Ivanka was seen in Miami as early as Tuesday, when she distributed food boxes to local families, while Jared joined Donald and Melania on their Air Force One flight to catch up with Ivanka there on Wednesday.
The same day, President Trump pardoned Charles Kushner, with the White House statement citing his philanthropic projects since leaving prison. Nevertheless, the general public seemed none too impressed:
I think its the only time a president can grant pardons without spending political capital.

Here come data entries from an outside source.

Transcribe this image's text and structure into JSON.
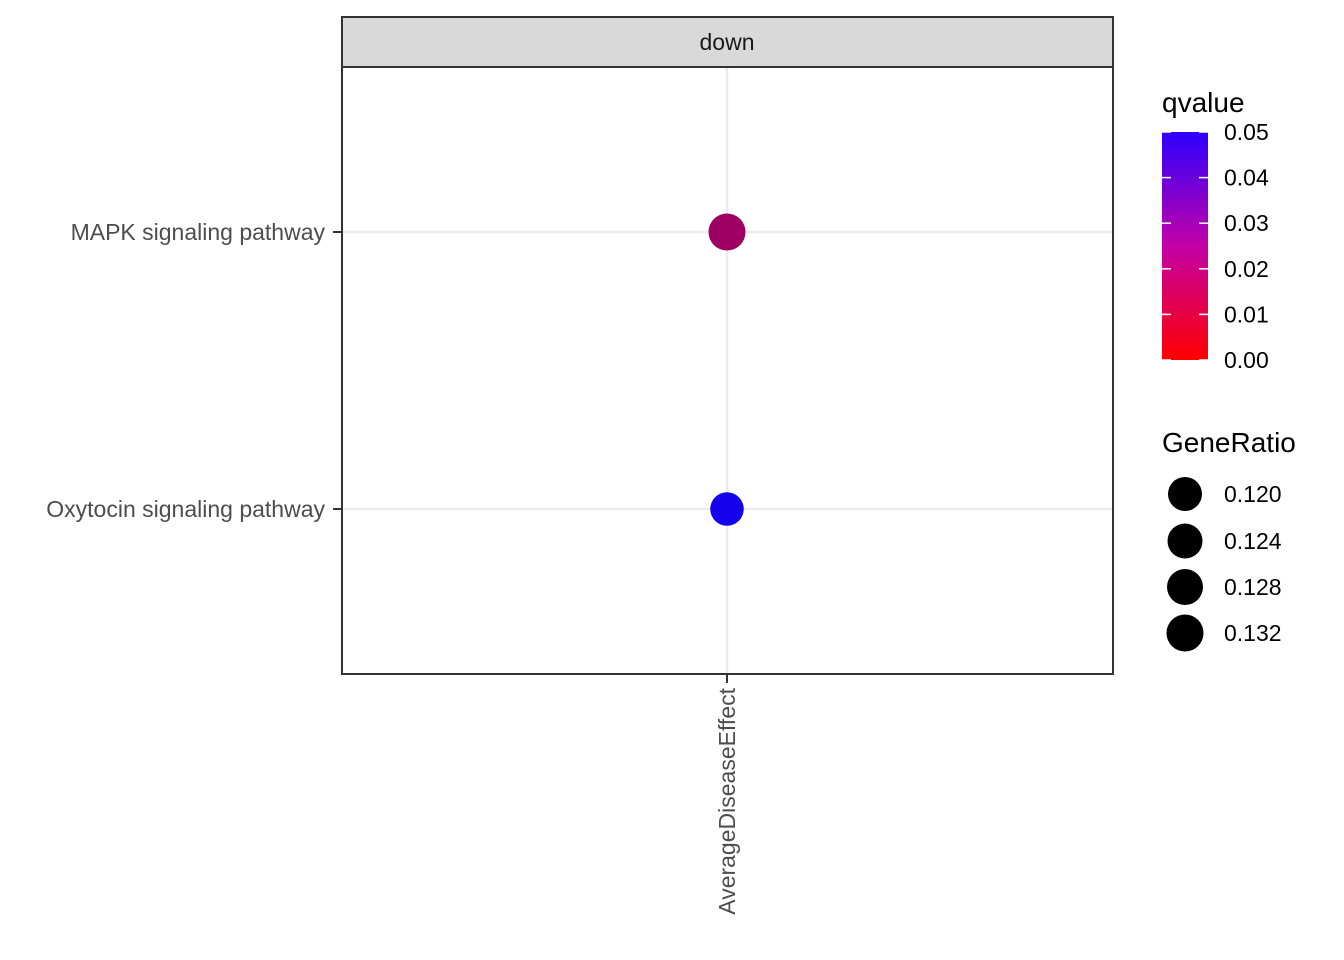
{
  "chart_data": {
    "type": "scatter",
    "facet_label": "down",
    "x_categories": [
      "AverageDiseaseEffect"
    ],
    "y_categories": [
      "MAPK signaling pathway",
      "Oxytocin signaling pathway"
    ],
    "points": [
      {
        "x": "AverageDiseaseEffect",
        "y": "MAPK signaling pathway",
        "qvalue": 0.019,
        "GeneRatio": 0.132
      },
      {
        "x": "AverageDiseaseEffect",
        "y": "Oxytocin signaling pathway",
        "qvalue": 0.046,
        "GeneRatio": 0.118
      }
    ],
    "grid": true,
    "legend_position": "right",
    "legends": {
      "color": {
        "title": "qvalue",
        "breaks": [
          "0.05",
          "0.04",
          "0.03",
          "0.02",
          "0.01",
          "0.00"
        ],
        "range": [
          0,
          0.05
        ],
        "low_color": "#ff0000",
        "high_color": "#0000ff"
      },
      "size": {
        "title": "GeneRatio",
        "breaks": [
          "0.120",
          "0.124",
          "0.128",
          "0.132"
        ],
        "key_color": "#000000"
      }
    }
  }
}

I don't think they'd risk pardoning anyone controversial if they have to run for reelection. Trump knows his political career is over, thats why he's giving pardons away left and right.— Ruben Domingo (@RDomingoPhoto) December 24, 2020
I mean, if a guy hires a prostitute to seduce his brother-in-law, and videotapes it, and then sends the videotape to his sister to attempt to intimidate her from testifying before a grand jury, do I really need any more justification than that?— Glen Gallo (@GlenGallo) December 24, 2020
Some took the news as a fresh chance to take aim at President Trump:
Another clear example of Trump's immoral, unethical and criminal behavior. Karma is piling up like it has never before. Justice will get him down. No mercy.— Erwin van S (@ErwinVanS) December 24, 2020
When he said he would clean up the swamp, I didn't figure he meant he would do that by simply pardoning all the swamp dwellers.— The Nightmare is (almost) Over (@carpediembud) December 24, 2020
In comparison with his son, who has been in the orbit of the Republican Party, the elder Kushner used to be one of the Democratic Party's top fundraisers, primarily under President Bill Clinton.
In 2001, he became the most prominent campaign contributor in New Jersey Governor James McGreeve's bid for office, propelling him to the post and in turn assuming the role of chairman of the Port Authority of New York and New Jersey. Federal prosecutors later kicked off a probe into his allegedly illegal campaign injections.
When Kushner learned that his brother-in-law and former business partner William Schulder was cooperating with the authorities, he launched a massive campaign to stop him and his family from doing so.
In particular, he was found to have paid a sex worker $10,000 to seduce Schulder at a New Jersey restaurant, with the illicit encounter filmed on a hidden camera and the tape sent anonymously to Schulder's wife, Kushner's own sister Esther. The plot eventually failed and Kushner ended up facing an additional charge of witness tampering.
The real estate mogul pleaded guilty to 18 charges, including tax evasion and witness tampering. In 2005, he was handed a two-year prison sentence, despite then-US Attorney Chris Christie seeking a longer term. Kushner subsequently served 14 months in an Alabama low-security prison.
On Thursday, footage resurfaced of Christie once dubbing Charles Kushner's case as one of the "most loathsome, disgusting crimes I ever prosecuted".
Jared lamented his father's sentence, speaking in 2018 about the challenges it had caused him personally:
"When you're on the other side of the system, you feel so helpless", Kushner was cited as saying.
"I felt like, I was on this side of the system, so how can I try to do whatever I can do to try to be helpful to the people who are going through it [and deserve a second chance]".
In 2009, the year he married Ivanka, he also defended his dad over the sex tape despite them being on different sides of the political aisle.
"His siblings stole every piece of paper from his office, and they took it to the government. Siblings that he literally made wealthy for doing nothing. He gave them interests in the business for nothing", he told New York Magazine at the time, further asserting it was more of a tit-for-tat measure:
"All he did was put the tape together and send it. Was it the right thing to do? At the end of the day, it was a function of saying, 'You're trying to make my life miserable? Well, I'm doing the same'".